Gezi olaylarında birkaç ağacı bahane ederek Türkiye'ye 'renkli devrim' ihraç etmeye çalışan aktörler yine devrede. Benzer senaryo bu kez Yüksek Seçim Kurulu'nun (YSK) şaibeli İstanbul seçimlerine ilişkin kararı üzerinden devreye sokuldu. Ardı ardına gelen açıklamalarla kitleler YSK ve hükümete karşı sistematik olarak kışkırtılmaya çalışılıyor.
TÜSİAD ŞAŞIRTMADI
YSK kararının ardından ilk açıklama 28 Şubat sürecinin sivil karargâhı TÜSİAD'dan geldi. Gezi olaylarını 'demokrasinin mayalanması' olarak yorumlayan TÜSİAD, 31 Mart'ta binlerce oyun organize şekilde çalınmasının 'görmezden gelinmesini' istedi. Açıklamada "31 Mart yerel seçim sonuçları açıklanmadan evvel vurgulamış olduğumuz gibi, kapsamlı bir ekonomik ve demokratik reform gündemine odaklanmamız gereken bu dönemde, seçim ortamına geri dönmek kaygı vericidir" denildi.

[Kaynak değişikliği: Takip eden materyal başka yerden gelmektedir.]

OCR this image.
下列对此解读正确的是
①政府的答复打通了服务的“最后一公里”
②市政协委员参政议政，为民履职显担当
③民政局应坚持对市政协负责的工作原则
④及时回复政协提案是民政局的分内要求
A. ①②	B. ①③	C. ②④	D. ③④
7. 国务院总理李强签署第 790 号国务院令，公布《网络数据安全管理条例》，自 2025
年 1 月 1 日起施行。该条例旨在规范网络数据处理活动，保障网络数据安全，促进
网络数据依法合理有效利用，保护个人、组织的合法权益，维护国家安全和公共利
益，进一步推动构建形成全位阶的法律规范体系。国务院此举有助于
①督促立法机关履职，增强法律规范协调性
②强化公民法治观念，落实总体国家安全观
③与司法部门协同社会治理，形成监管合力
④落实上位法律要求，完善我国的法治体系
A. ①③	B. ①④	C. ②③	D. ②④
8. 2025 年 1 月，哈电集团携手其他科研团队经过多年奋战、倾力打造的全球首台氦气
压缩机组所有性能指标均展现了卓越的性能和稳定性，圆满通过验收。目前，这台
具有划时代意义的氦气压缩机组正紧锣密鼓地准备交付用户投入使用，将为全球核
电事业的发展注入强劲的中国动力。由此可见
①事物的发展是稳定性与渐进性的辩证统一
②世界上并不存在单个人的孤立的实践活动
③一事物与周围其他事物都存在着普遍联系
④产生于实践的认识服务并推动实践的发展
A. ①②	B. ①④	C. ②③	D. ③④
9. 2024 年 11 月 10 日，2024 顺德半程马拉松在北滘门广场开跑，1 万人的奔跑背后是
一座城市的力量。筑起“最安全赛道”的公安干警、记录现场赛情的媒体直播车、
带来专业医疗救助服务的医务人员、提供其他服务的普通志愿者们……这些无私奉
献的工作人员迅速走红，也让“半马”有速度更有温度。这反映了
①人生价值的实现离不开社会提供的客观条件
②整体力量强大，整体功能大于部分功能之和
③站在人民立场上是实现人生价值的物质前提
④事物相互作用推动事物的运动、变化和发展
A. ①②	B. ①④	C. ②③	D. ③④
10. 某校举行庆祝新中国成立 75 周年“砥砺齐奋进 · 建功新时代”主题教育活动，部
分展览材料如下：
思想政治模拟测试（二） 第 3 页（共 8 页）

GEZİ DÖRTLÜSÜ YİNE ÖRGÜTLÜ
Gezi olaylarında işi, hükümete "Üçüncü Köprü yapılmayacak", "Kanal İstanbul projesi durdurulacak" diye muhtıra vermeye kadar götüren Taksim Dayanışması'nın bileşenleri DİSK, KESK, TMMOB ve TTB yine ortak bir açıklama yaptı. Açıklamada doğrudan YSK hedef alınarak 24 Haziran seçimlerinin meşruiyeti tartışmaya açıldı:
YİNE AYNI KADRO
Türkiye'deki kalkışmada sebebine bakmadan AK Parti hükümetlerinin karşısına sıralanan sanatçılar da yine yaratılmak istenen kitlesel öfkeye körük oldu. Ekrem İmamoğlu'nun "Sanatçıymış, konuşamazmış, iş insanıymış konuşamazmış. Artık konuşma vakti" açıklamasının ardından pek çok ünlü isim, sanki tek merkezden düğmeye basılmışçasına "Her şey çok güzel olacak" sloganıyla 'devrim' mesajları paylaştı. Bazı taraftar grupları ve sporcular da aynı akıma dahil oldu.